How It Works (Architecture)

ATR (this repo)                        Your Product / Integration
┌─────────────────────────┐            ┌──────────────────────────┐
│ 108 Rules (YAML)        │   match    │ Block / Allow / Alert     │
│ Engine (TS + Py)        │ ────────→  │ SIEM (Splunk / Elastic)  │
│ CLI / MCP / GitHub Act. │   results  │ CI/CD (SARIF → Security) │
│ SARIF / Generic Regex   │            │ Runtime Proxy (MCP)      │
│ Splunk / Elastic export │            │ Dashboard / Compliance    │
│                         │            │                          │
│ Detects threats         │            │ Protects systems          │
└─────────────────────────┘            └──────────────────────────┘

Integration paths:
  1. npm install   → Use engine API directly
  2. GitHub Action → SARIF in Security tab
  3. atr convert   → 685 patterns for any regex-capable tool
  4. MCP server    → IDE integration (Claude, Cursor, etc.)
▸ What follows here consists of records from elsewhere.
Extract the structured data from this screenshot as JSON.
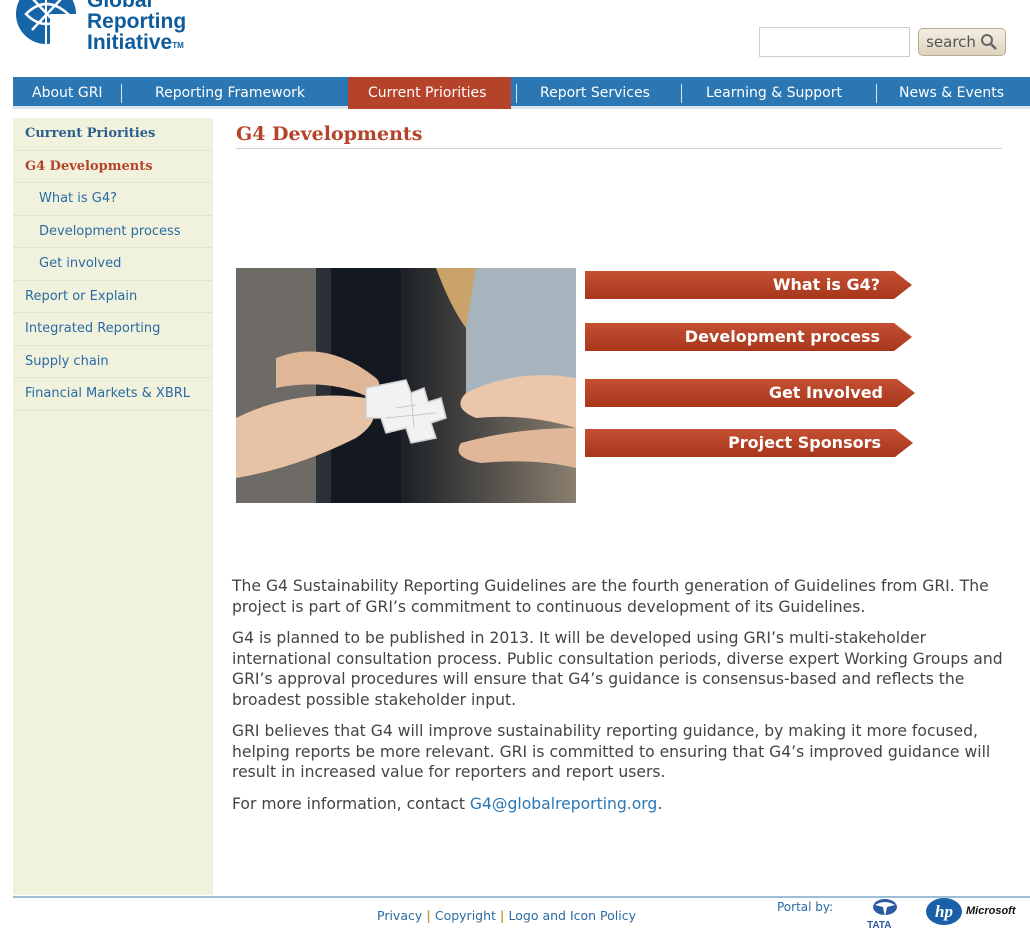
{
  "header": {
    "logo_line1": "Global",
    "logo_line2": "Reporting",
    "logo_line3": "Initiative",
    "logo_tm": "TM",
    "search_value": "",
    "search_button_label": "search",
    "search_icon": "magnifier-icon"
  },
  "nav": {
    "items": [
      {
        "label": "About GRI",
        "active": false
      },
      {
        "label": "Reporting Framework",
        "active": false
      },
      {
        "label": "Current Priorities",
        "active": true
      },
      {
        "label": "Report Services",
        "active": false
      },
      {
        "label": "Learning & Support",
        "active": false
      },
      {
        "label": "News & Events",
        "active": false
      }
    ]
  },
  "sidebar": {
    "items": [
      {
        "label": "Current Priorities"
      },
      {
        "label": "G4 Developments"
      },
      {
        "label": "What is G4?"
      },
      {
        "label": "Development process"
      },
      {
        "label": "Get involved"
      },
      {
        "label": "Report or Explain"
      },
      {
        "label": "Integrated Reporting"
      },
      {
        "label": "Supply chain"
      },
      {
        "label": "Financial Markets & XBRL"
      }
    ]
  },
  "main": {
    "title": "G4 Developments",
    "buttons": [
      {
        "label": "What is G4?"
      },
      {
        "label": "Development process"
      },
      {
        "label": "Get Involved"
      },
      {
        "label": "Project Sponsors"
      }
    ],
    "paragraphs": [
      "The G4 Sustainability Reporting Guidelines are the fourth generation of Guidelines from GRI. The project is part of GRI’s commitment to continuous development of its Guidelines.",
      "G4 is planned to be published in 2013. It will be developed using GRI’s multi-stakeholder international consultation process. Public consultation periods, diverse expert Working Groups and GRI’s approval procedures will ensure that G4’s guidance is consensus-based and reflects the broadest possible stakeholder input.",
      "GRI believes that G4 will improve sustainability reporting guidance, by making it more focused, helping reports be more relevant. GRI is committed to ensuring that G4’s improved guidance will result in increased value for reporters and report users."
    ],
    "contact_prefix": "For more information, contact ",
    "contact_email": "G4@globalreporting.org",
    "contact_suffix": "."
  },
  "footer": {
    "links": [
      {
        "label": "Privacy"
      },
      {
        "label": "Copyright"
      },
      {
        "label": "Logo and Icon Policy"
      }
    ],
    "portal_label": "Portal by:",
    "tata_label": "TATA",
    "hp_label": "hp",
    "microsoft_label": "Microsoft"
  },
  "colors": {
    "nav_blue": "#2a77b4",
    "accent_red": "#b5432a",
    "sidebar_bg": "#f1f2dd"
  }
}
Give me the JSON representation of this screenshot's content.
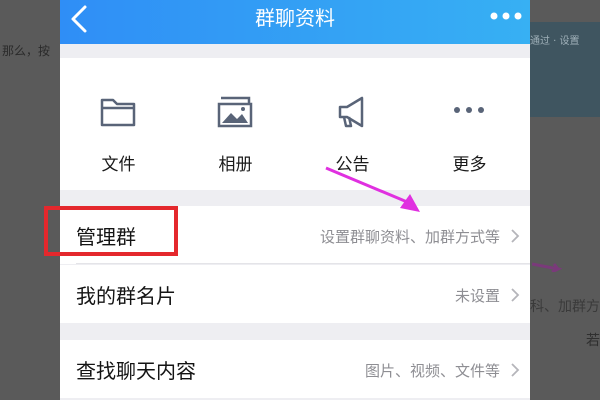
{
  "background": {
    "left_text": "那么，按",
    "right_label": "通过 · 设置",
    "right_text": "科、加群方",
    "right_edge": "若"
  },
  "header": {
    "title": "群聊资料",
    "back_icon": "chevron-left-icon",
    "menu_icon": "more-dots-icon"
  },
  "grid": [
    {
      "label": "文件",
      "icon": "folder-icon"
    },
    {
      "label": "相册",
      "icon": "photo-album-icon"
    },
    {
      "label": "公告",
      "icon": "megaphone-icon"
    },
    {
      "label": "更多",
      "icon": "more-dots-icon"
    }
  ],
  "rows": [
    {
      "label": "管理群",
      "value": "设置群聊资料、加群方式等"
    },
    {
      "label": "我的群名片",
      "value": "未设置"
    },
    {
      "label": "查找聊天内容",
      "value": "图片、视频、文件等"
    }
  ],
  "colors": {
    "header_start": "#2f8ef6",
    "header_end": "#37b0f3",
    "highlight": "#e4282d",
    "arrow": "#e030e0"
  }
}
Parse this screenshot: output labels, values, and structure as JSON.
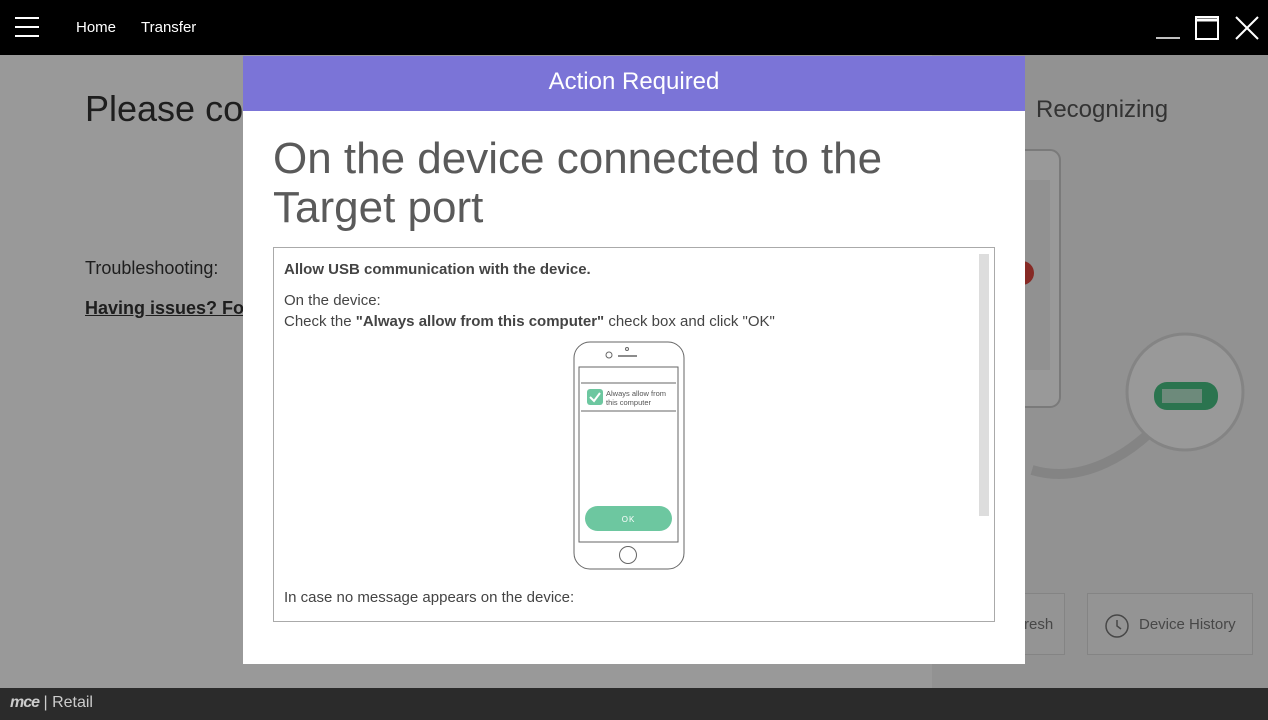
{
  "topbar": {
    "nav": [
      "Home",
      "Transfer"
    ]
  },
  "background": {
    "title": "Please cor",
    "troubleshooting": "Troubleshooting:",
    "issues_link": "Having issues? Foll",
    "recognizing": "Recognizing",
    "refresh_label": "resh",
    "history_label": "Device History"
  },
  "modal": {
    "header": "Action Required",
    "heading": "On the device connected to the Target port",
    "allow_title": "Allow USB communication with the device.",
    "on_device": "On the device:",
    "check_prefix": "Check the ",
    "check_bold": "\"Always allow from this computer\"",
    "check_suffix": " check box and click \"OK\"",
    "phone_checkbox_label_1": "Always allow from",
    "phone_checkbox_label_2": "this computer",
    "phone_ok": "OK",
    "no_message": "In case no message appears on the device:"
  },
  "footer": {
    "brand_logo": "mce",
    "brand_sep": " | ",
    "brand_text": "Retail"
  },
  "colors": {
    "header": "#7b74d7",
    "ok_button": "#6dc7a0",
    "topbar": "#000000",
    "footer": "#2b2b2b"
  }
}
See INTEGRATION.md for integration patterns. See docs/deployment-guide.md for step-by-step deployment instructions.


Documentation

Doc Purpose
Quick Start 5-minute getting started
How to Write a Rule Step-by-step rule authoring
Deployment Guide Deploy ATR in production
Layer 3 Prompts Open-source LLM-as-judge templates
Schema Spec Full YAML schema specification
Coverage Map OWASP/MITRE mapping + known gaps
Limitations What ATR cannot detect + PINT benchmark results
Threat Model Detailed threat analysis
Contribution Guide 12 research areas for contributors

Research Paper

The Collapse of Trust: Security Architecture for the Age of Autonomous AI Agents

The full research paper covering ATR's design rationale, threat taxonomy, and empirical validation is available:

If you use ATR in your research, please cite:

@misc{lin2026collapse,
  title={The Collapse of Trust: Security Architecture for the Age of Autonomous AI Agents},
  author={Lin, Kuan-Hsin},
  year={2026},
  doi={10.5281/zenodo.19178002},
  url={https://doi.org/10.5281/zenodo.19178002}
}

Acknowledgments

ATR builds on: Sigma (SIEM detection format), OWASP LLM Top 10, OWASP Agentic Top 10, MITRE ATLAS, NVIDIA Garak, Invariant Labs, Meta LlamaFirewall.

MIT License -- Use it, modify it, build on it.


ATR is a format, not yet a standard. The community decides when it becomes one.

ATR 是一個格式,還不是標準。何時成為標準,由社群決定。